22 marzo 2021

Comunicato Fedelissimi e Q.d.s.s.

 

Siamo stati mesi a chiederci: “Ma il campionato riparte? E se riparte, facciamo finta che nulla sia successo – al netto della pandemia, dei morti, dei ricoverati in terapia intensiva, delle zone rosse, gialle, arancioni, arancio-rinforzato ecc. – o ne traiamo un minimo di riflessione per capire chi siamo, dove vogliamo andare e, soprattutto, come ci poniamo nel contesto di uno scenario sociale e drammatico come quello attuale?”.

Ora che il momento fatidico della ripartenza è arrivato, dobbiamo rispondere a queste domande. Ma, per farlo, dobbiamo tornare indietro, ai mesi di settembre e ottobre dell’anno passato.

La stagione di Eccellenza laziale 2020/21, nonostante le porte chiuse, sembrava dovesse svolgersi “regolarmente”. Tre gironi (prima volta nella storia del massimo campionato regionale), 34 partite davanti a noi, poche promozioni, tante retrocessioni.

In un contesto, almeno allora, “quasi normale”, ci siamo detti che in maniera “quasi normale” potevamo seguire: recinzione esterna del Francesca Gianni in casa, come capita in trasferta. Ma sempre presenti, al netto degli effettivi.

Tutto questo, prendendoci sempre le nostre responsabilità e anche dei rischi di “incontri poco piacevoli”, e non parliamo dei tifosi avversari). E, a proposito di tali incontri, l’ultima trasferta, in quel di Pomezia, ci aveva già fatto capire che non sempre la ruota della fortuna avrebbe girato dalla nostra parte. Poi, è arrivata l’interruzione di campionato e la conseguente attesa di capire cosa ne sarebbe stato della stagione calcistica. Che, nel frattempo, è stata sempre meno una priorità nella vita di tutti noi.

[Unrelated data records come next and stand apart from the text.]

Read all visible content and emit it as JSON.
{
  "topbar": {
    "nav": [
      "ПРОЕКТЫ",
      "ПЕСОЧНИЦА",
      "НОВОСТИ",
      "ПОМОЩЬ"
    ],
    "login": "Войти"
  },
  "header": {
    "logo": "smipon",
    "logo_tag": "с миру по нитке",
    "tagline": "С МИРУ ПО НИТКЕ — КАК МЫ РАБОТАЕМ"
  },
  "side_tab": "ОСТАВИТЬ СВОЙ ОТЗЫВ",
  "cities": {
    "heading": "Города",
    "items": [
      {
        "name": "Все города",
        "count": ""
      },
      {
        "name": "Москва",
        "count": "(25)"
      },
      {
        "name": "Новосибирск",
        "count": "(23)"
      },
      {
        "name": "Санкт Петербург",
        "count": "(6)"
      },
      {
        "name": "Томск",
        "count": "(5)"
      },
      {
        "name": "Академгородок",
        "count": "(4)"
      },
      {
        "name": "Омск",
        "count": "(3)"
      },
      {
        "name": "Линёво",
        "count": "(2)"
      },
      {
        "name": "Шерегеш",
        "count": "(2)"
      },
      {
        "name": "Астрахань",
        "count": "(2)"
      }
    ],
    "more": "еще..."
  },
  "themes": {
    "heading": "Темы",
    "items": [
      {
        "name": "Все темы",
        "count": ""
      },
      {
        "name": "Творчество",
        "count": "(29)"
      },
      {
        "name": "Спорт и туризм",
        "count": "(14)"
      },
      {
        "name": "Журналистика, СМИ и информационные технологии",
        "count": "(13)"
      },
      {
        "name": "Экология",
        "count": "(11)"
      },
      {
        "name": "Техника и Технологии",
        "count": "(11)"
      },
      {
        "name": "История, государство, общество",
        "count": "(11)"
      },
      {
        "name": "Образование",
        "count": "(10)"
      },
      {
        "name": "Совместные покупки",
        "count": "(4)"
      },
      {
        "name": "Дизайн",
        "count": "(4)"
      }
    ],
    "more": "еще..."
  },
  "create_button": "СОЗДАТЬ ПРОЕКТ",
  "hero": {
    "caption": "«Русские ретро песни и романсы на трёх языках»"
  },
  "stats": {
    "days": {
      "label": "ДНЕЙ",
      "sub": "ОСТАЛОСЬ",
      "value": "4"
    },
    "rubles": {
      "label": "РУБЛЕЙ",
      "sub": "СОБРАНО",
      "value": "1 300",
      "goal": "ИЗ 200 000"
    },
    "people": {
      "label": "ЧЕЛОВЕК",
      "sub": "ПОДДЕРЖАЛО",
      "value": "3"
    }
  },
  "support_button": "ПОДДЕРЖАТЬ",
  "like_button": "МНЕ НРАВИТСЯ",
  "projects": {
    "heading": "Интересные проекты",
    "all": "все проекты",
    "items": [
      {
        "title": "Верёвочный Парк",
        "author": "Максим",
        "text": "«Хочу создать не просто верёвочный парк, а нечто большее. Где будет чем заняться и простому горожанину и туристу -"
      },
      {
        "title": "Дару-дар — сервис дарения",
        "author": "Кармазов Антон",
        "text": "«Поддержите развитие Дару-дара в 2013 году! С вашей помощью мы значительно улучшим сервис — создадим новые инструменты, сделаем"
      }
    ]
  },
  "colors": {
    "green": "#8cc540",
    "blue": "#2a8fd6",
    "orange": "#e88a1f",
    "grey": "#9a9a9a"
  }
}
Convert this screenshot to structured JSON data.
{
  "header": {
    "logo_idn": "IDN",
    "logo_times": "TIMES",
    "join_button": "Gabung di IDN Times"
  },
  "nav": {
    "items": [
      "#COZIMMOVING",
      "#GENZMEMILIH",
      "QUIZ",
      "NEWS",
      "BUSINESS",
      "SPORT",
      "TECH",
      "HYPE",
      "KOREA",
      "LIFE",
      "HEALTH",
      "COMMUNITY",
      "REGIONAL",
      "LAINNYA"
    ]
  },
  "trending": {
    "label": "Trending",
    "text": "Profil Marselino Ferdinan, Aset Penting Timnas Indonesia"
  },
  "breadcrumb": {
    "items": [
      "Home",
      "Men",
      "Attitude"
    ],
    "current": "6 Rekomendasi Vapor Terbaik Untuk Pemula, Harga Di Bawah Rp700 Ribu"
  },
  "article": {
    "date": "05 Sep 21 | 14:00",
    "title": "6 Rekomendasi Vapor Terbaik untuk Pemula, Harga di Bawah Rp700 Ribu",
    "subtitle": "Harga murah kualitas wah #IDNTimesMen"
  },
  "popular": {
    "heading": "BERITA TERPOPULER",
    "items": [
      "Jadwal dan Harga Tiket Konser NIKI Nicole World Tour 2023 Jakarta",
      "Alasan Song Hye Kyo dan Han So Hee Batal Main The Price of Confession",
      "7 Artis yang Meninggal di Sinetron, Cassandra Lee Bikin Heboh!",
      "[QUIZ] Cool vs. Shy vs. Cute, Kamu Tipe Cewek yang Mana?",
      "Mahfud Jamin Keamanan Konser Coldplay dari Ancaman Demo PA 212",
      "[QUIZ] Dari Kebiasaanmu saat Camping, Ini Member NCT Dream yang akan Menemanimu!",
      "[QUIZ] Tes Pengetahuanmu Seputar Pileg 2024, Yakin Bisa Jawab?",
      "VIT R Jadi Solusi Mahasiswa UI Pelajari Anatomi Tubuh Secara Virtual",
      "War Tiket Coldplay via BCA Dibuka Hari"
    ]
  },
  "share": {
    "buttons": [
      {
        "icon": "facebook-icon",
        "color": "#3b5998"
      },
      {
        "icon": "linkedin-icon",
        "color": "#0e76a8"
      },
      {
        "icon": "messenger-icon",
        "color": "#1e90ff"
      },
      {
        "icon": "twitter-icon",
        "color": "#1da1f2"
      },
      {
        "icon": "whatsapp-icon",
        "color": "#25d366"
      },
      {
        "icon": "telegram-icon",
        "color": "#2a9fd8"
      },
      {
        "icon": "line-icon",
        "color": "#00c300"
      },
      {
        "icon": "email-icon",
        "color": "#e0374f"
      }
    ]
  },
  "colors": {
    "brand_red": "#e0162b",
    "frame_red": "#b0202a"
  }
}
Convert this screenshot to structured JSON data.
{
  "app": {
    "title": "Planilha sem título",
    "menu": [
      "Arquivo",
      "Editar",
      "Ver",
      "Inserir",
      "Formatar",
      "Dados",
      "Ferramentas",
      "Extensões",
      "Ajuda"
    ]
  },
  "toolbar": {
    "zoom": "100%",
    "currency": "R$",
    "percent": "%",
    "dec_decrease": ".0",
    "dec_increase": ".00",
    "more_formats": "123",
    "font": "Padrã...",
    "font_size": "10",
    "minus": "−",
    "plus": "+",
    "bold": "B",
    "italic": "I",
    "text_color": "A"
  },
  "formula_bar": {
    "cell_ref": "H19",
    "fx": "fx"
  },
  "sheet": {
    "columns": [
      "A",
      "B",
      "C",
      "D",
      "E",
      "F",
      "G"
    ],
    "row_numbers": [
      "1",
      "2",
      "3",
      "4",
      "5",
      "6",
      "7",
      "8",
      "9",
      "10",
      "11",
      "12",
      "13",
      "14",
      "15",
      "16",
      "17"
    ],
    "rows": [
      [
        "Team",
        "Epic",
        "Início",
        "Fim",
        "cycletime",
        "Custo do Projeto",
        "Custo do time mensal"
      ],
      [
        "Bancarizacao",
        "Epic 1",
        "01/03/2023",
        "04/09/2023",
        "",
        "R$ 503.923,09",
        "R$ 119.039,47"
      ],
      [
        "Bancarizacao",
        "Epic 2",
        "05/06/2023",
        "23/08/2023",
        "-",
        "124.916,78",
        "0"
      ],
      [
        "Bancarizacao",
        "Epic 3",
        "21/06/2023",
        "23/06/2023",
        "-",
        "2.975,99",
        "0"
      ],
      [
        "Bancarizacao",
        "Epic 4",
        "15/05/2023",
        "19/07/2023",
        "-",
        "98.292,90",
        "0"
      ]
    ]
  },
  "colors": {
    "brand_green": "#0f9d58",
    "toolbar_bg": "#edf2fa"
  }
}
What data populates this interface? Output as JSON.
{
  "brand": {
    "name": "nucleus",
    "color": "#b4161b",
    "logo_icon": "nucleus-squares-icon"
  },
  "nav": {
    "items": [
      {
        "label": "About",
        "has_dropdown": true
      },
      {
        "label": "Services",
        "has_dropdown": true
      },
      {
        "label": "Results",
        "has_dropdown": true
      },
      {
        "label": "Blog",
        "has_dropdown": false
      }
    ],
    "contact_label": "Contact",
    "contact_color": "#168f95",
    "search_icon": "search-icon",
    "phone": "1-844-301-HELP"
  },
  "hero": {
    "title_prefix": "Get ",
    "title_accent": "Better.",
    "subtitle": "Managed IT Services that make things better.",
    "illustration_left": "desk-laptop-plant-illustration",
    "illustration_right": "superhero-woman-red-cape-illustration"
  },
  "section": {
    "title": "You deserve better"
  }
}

Di sicuro, tutto pensavamo tranne che oggi, nel mese di marzo 2021, potessimo rivivere i lockdown, le emergenze sanitarie continue, le limitazioni della libertà personale. In tutto ciò, aggiungiamoci una ripartenza ostinata e contro ogni logica di un campionato che, nonostante sia stato dichiarato di “Interesse nazionale”, interessa veramente a pochi.

Un mini-torneo improvvisato con 11 squadre a girone (nell’eccellenza laziale ben 15 hanno rinunciato), senza gare di andata e ritorno, senza la sicurezza di arrivare alla fine, senza garanzia di regolarità.

Date tutte queste premesse, una parte della tifoseria (“Quelli del secolo scorso” più una buona parte di componenti che hanno superato gli “anta” o vi sono vicini) ha deciso quanto segue:

Non verrà attuata nessuna forma di tifo e di aggregazione per tutto il resto del campionato, riservandoci, per la prossima stagione, di capire se vi saranno le condizioni per poter tornare a tifare come ci è sempre piaciuto.

Per far sentire la presenza alla squadra, una nostra delegazione di non più di quattro persone, lascerà uno striscione tematico o di incitamento in casa e in trasferta, in un orario da definire a seconda delle regole in vigore sugli spostamenti (zone rosse, arancioni ecc. ecc. ecc.).

Il presente comunicato non è firmato a nome dell’intera tifoseria; altri gruppi o singole persone, chiaramente, agiranno con la massima libertà e in base al proprio metro di giudizio.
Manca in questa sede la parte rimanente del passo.